BY THE NUMBERS- As the government works to slash imports + shore up local industry, Egypt’s exports were on the rise in 1H2022: Egypt’s non-oil exports increased 20% y-o-y by value to USD 19.35 bn in 1H 2022, according to the General Organization for Export and Import Control (pdf). The data indicates that our non-oil exports also rose quarter-on-quarter: Exports hit USD 9.14 bn in 1Q 2022, meaning that the second quarter of the year saw us exporting USD 10.26 bn-worth of non-oil goods — a 12.3% q-o-q increase.
Leading the pack: Chemical and fertilizer exports, which constituted 22% of the export revenues during the first six months of the year. We exported some USD 4.34 bn of chemical and fertilizer products in 1H 2022, rising 35% y-o-y.
And that number should increase as more investments pour in: Emirati fertilizer company CFC Group is building a new USD 400 mn complex in Qena to produce fertilizers, animal feed, and phosphoric acid, under the new joint industrial partnership between Egypt, the UAE, Jordan, and Bahrain. All but a fifth of the complex’s output will be exported, with priority given to partnership nations, which should substantially increase exports when production begins in 1Q 2025. A push towards “greener” fertilizers — by relying on green hydrogen to produce green ammonia — could also give our fertilizer exports a push by catering to European countries with ambitious emissions reduction targets to meet, we noted previously.
Also seeing increasing exports: Building materials constituted 19% of the total export revenues for the period, rising 20% y-o-y, standing at USD 3.69 bn. The next largest contributor to our export revenues was the food industry, which accounted for USD 2.15 bn (11%) of export revenues, up 4% y-o-y.
Engineering industries and agricultural crop exports each accounted for 10% of Egypt’s total non-oil exports. Engineering industries saw a 27% y-o-y increase, with 1H 2022 revenues at USD 1.89 bn, while agricultural crop exports stood at USD 1.9 bn (up 10% y-o-y).

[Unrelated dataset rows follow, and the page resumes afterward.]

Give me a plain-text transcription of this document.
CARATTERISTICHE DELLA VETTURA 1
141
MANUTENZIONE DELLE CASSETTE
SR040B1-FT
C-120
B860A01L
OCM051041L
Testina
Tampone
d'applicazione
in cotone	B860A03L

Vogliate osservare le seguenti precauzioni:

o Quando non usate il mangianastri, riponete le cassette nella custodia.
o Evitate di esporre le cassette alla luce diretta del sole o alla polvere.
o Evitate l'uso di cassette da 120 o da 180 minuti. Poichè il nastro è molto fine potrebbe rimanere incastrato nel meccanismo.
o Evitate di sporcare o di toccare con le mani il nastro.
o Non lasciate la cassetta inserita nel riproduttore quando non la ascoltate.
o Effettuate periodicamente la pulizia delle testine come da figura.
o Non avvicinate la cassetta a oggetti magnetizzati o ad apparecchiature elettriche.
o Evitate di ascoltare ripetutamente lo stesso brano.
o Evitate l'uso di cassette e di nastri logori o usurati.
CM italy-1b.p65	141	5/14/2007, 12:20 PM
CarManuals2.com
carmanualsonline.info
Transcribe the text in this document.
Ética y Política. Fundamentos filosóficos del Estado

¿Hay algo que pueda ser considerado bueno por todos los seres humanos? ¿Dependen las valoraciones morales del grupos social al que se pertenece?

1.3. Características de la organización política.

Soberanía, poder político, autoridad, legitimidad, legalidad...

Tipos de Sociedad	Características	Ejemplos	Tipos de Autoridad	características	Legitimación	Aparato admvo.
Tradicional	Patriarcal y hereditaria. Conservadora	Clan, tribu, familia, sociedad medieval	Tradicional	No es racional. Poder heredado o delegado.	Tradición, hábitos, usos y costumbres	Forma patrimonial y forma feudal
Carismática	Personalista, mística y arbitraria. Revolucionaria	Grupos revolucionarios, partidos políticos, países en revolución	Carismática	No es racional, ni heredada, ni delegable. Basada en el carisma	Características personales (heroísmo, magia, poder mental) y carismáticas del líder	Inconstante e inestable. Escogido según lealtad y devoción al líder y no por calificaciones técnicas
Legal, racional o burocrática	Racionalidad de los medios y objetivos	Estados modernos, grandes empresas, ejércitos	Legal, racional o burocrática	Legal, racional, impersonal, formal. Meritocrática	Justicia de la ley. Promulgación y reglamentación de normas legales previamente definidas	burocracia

Ready-made garments exports also increased 42% y-o-y, standing at USD 1.29 bn, accounting for 7% of Egypt’s total non-oil exports.
We’re looking to boost agricultural export revenues: The government aims to introduce facilities to increase the export of agricultural products such as dates, dried fruits, and dried onions.
Other goods we’re exporting more of: Printing and packaging reached USD 615 mn (up 37% y-o-y, 3% contribution); medical exports at USD 471 mn (up 36% y-o-y, 2% contribution); textiles at USD 555 mn (up 30% y-o-y, 3% contribution); upholstery at USD 325 mn (up 6% y-o-y, 2% contribution); and leather products at USD 52 mn (up 24% y-o-y, constituting 0.3% of exports).
On the flipside, exports of handicrafts and furniture were on the decline: The two sectors each made up 1% of total exports in 1H 2022, with furniture exports standing at USD 117 mn, down 20% y-o-y. Handicraft exports fell 11% y-o-y, recording USD 124 mn.
The overall increase in our export revenues comes as Egypt has been moving full speed ahead with its push to cut imports while simultaneously boosting exports. Earlier this year the government earmarked nine priority investment industries to start the push towards localizing manufacturing, in line with the state’s ambitious plan to raise exports to USD 100 bn a year by 2025: Wood and furniture, engineering, food and agriculture, chemicals, textiles, pharma and medical, printing and packaging, building materials, and metallurgical industries. 141 product categories fall under these nine investment areas, amounting to USD 17 bn and accounting for 23% of Egypt’s 2019 import bill.
And the increased support for exports is a critical policy issue: Finance Minister Mohamed Maait stressed the importance of focusing more on attracting foreign direct investment and encouraging export growth, as opposed to portfolio flows, to support the economy. The Finance Ministry is increasing allocations for its export subsidy program in the FY2022-23 budget to EGP 6 bn, up from EGP 4.2 bn in the FY2021-22 budget, advisor to the Vice Minister of Finance Nevine Mansour told Enterprise.